Estilizándolo grotescamente, caricaturescamente, ha convertido a los personajes en fantoches zarandeados por el autor, para quien España y los españoles no son más que un esperpento, la gran caricatura de Europa. Como dice en la obra: “España es una deformación grotesca de la civilización europea.”

Los personajes no tienen caracterización psicológica ni tienen vida, son personajes simbólicos: Max Estrella es un poeta frustrado, una caricatura. No le reconocen poeta las personas eruditas de la academia.

Todos los personajes son personajes trágicos, que se hallan en situaciones burlescas, caricaturescas, por lo que pasan de ser personajes trágicos a ser personajes esperpénticos.
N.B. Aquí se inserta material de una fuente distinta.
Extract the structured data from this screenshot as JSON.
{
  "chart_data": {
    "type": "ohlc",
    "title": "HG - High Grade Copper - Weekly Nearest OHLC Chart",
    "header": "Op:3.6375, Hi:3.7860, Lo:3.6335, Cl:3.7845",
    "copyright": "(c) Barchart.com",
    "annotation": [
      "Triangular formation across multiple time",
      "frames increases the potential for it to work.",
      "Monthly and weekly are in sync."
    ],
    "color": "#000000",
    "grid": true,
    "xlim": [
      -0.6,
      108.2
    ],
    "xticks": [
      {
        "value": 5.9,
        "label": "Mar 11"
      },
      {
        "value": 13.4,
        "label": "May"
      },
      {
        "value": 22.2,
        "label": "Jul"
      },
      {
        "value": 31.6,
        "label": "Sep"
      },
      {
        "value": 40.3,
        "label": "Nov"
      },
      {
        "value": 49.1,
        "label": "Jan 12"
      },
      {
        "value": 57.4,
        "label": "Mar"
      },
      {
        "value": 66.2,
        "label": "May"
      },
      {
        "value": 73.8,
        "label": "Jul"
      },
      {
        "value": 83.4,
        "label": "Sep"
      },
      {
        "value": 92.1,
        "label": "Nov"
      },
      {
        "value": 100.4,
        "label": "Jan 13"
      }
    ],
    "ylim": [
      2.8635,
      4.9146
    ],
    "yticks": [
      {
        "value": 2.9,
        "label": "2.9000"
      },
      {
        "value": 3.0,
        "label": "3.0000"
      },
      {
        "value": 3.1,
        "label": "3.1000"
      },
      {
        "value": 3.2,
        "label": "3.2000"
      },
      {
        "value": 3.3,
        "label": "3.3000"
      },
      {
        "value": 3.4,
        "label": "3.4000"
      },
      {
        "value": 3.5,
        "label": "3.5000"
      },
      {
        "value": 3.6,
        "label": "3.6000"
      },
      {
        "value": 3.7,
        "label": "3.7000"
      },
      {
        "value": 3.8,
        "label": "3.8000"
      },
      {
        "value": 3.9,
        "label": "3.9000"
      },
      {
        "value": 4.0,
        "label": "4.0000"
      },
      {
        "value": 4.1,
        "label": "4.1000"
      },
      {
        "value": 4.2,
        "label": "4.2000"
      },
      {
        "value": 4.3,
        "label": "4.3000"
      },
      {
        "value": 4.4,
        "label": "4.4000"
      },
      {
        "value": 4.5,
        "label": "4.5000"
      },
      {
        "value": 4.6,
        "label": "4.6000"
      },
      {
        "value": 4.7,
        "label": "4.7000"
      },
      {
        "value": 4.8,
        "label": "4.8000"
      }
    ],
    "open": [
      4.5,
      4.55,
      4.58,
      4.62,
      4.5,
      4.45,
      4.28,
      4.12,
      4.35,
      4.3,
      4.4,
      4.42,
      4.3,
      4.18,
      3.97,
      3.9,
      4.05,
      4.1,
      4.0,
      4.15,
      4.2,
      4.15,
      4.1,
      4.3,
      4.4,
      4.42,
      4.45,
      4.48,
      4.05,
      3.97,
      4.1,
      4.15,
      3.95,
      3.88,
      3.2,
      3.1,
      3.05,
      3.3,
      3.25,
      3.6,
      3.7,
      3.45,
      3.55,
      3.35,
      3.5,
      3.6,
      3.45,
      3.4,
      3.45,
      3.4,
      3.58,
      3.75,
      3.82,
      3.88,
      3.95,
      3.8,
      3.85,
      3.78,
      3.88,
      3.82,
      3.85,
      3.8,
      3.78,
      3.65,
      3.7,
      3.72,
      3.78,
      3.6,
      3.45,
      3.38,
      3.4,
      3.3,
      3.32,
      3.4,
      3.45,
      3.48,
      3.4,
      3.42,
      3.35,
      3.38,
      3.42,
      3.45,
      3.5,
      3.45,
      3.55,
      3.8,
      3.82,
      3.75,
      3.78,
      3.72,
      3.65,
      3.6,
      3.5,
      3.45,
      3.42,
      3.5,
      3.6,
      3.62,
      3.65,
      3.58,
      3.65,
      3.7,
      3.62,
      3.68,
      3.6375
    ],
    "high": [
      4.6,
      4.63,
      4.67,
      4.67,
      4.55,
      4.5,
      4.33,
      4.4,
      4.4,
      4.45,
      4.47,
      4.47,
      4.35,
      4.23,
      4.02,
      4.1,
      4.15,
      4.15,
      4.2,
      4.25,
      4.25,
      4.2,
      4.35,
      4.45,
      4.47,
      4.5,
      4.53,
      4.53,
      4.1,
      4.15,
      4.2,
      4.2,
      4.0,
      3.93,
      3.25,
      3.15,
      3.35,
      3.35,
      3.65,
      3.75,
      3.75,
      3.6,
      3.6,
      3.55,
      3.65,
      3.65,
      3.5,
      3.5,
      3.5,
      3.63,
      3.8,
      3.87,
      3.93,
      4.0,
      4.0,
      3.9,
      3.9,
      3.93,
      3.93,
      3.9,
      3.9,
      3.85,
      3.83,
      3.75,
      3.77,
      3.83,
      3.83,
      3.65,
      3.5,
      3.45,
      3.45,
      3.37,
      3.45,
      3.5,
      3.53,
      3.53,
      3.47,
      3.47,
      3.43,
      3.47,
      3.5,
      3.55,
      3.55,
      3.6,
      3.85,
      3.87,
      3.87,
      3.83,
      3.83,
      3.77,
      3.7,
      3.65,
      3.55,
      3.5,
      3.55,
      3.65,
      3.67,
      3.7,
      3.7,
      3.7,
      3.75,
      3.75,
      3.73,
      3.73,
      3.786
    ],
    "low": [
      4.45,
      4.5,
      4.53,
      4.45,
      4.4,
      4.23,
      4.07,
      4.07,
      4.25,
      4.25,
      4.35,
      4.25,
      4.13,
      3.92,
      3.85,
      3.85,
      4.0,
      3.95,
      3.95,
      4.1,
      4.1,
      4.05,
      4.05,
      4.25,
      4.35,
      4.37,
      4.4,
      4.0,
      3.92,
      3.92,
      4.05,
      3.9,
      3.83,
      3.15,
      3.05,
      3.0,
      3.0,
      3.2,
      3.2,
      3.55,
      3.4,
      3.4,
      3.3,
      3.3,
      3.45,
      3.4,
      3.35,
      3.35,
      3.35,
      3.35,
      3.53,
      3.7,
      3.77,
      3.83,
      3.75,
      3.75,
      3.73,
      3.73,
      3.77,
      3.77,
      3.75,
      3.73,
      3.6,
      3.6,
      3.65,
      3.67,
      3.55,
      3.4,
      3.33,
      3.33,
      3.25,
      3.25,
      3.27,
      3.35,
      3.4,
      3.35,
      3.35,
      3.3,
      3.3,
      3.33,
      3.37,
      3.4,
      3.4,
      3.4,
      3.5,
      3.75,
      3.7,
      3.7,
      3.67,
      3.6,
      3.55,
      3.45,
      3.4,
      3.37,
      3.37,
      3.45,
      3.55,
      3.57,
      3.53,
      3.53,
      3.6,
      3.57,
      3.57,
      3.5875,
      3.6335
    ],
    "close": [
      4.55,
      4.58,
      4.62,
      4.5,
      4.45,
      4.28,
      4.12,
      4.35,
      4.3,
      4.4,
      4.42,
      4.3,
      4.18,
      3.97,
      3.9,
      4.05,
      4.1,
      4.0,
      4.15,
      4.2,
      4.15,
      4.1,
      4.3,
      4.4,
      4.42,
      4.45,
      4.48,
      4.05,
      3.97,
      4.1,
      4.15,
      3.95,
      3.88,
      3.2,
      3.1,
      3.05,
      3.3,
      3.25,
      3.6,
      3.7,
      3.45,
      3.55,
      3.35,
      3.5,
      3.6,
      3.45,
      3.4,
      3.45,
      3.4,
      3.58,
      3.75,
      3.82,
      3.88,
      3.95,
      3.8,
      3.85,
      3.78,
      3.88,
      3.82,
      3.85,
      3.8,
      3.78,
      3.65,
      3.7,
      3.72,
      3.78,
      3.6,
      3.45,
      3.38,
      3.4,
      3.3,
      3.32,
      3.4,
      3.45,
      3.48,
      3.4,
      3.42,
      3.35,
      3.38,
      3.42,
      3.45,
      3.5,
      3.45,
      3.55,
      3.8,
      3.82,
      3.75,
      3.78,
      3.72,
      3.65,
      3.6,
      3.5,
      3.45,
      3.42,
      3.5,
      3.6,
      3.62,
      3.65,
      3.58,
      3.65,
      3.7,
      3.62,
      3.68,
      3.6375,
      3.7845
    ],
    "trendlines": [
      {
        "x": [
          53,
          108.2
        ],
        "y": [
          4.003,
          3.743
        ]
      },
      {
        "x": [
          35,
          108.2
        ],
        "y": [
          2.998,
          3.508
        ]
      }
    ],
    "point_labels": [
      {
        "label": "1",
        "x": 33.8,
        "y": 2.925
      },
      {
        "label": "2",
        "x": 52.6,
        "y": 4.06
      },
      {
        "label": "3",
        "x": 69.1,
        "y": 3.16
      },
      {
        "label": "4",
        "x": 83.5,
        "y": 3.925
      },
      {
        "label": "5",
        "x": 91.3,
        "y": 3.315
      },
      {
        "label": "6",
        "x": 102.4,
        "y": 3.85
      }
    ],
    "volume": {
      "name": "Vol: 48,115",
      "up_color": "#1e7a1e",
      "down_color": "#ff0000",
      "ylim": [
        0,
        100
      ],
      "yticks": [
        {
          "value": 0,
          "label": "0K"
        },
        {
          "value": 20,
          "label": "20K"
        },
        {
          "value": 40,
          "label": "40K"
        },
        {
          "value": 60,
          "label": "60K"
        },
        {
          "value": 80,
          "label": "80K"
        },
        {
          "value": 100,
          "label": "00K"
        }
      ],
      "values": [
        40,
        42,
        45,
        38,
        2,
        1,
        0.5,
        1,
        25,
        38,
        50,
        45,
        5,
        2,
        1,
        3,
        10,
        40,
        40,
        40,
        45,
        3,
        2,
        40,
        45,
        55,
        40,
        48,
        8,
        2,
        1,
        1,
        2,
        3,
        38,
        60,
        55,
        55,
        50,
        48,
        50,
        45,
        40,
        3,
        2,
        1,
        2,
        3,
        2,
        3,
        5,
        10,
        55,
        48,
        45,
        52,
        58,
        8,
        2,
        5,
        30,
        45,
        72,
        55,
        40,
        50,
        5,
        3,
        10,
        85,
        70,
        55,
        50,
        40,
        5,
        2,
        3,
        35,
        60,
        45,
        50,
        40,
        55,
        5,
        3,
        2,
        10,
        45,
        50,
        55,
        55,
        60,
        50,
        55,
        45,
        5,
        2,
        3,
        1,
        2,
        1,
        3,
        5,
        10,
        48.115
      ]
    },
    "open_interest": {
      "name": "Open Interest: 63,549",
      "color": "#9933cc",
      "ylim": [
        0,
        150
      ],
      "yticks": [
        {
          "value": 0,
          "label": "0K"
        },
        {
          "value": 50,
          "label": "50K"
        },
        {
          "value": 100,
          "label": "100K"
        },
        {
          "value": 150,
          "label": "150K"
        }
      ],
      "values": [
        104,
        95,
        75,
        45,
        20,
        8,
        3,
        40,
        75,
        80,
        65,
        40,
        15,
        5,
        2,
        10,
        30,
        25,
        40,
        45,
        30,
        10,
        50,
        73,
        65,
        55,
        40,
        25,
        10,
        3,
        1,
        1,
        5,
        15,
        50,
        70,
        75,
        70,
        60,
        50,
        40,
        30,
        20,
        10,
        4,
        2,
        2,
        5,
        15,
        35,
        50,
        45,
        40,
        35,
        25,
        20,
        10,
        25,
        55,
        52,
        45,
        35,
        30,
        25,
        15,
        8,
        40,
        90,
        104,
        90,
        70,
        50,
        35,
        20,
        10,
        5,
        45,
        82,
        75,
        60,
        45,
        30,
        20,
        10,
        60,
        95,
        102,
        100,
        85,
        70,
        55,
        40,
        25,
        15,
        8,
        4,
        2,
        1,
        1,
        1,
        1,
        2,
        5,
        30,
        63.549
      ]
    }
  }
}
Toda la obra es una gran caricatura la vida literaria e intelectual española en la que Valle se está riendo, está jugando con sus personajes, que arrastran una vida grotesca y carente de sentido.

Estructura

Escena I: presentación de la casa y de los personajes: Claudinita, Max y su mujer. Max es despedido. Aparece Don Latino. Max tiene alucinaciones y recuerda la vida bohemia del pasado.

Escena II: escena en la librería. Discusión de Max y Zaratustra por el dinero mal pagado de los libros. Se produce una deformación mediante la animalización. Aparece Gay Peregrino que alaba todo lo de Inglaterra y critica España. Critica al fanatismo de nuestra religión. Esta es la primera escena política.

Escena III: Esta escena transcurre en la taberna de Pica Lagartos. Aparece Picalagartos, la Pisabien y el Rey de Portugal. Max le vende su capa a un niño para conseguir dinero. En la calle se está produciendo la guerra del proletariado.

Escena IV: Transcurre en la calle. Aquí vemos los efectos de los disturbios. También se produce la discusión con los modernistas. La policía realiza la detención de Max y los lleva al ministerio.

Escena V: Aquí se produce le llegada al ministerio y Max es llevado al calabozo; es entonces cuando Max y Don Latino se separan por primera vez. A continuación se producen dos escenas paralelas.

Escena VI: Hablan Max y el paria catalán sobre la mala situación del obrero, del capitalismo. La solución es la revolución. Escena política.

Escena VII: Donde Don Latino va a la redacción del periódico a protestar por lo sucedido a Max. Critica a los funcionarios.

Escena VIII: Max va a ver al ministro. Recuerdo de la vida bohemia. En esta escena se ve reflejada la malversación de los fondos además de la poca profesionalidad del ministro. También se produce la animalización de Don Latino.

Escena IX: Esta transcurre en el Café Colón. Hay ambiente burgués. Aquí se produce el encuentro con Rubén Darío. Se produce el recuerdo de la vida bohemia en París, además de las alucinaciones de Max sobre París. Se nos refleja el contraste Café - Taberna.

Escena X: En esta escena se produce un paseo por los jardines, por el ambiente nocturno. Escena donde aparecen las prostitutas con las que tienen contacto Max y Don Latino.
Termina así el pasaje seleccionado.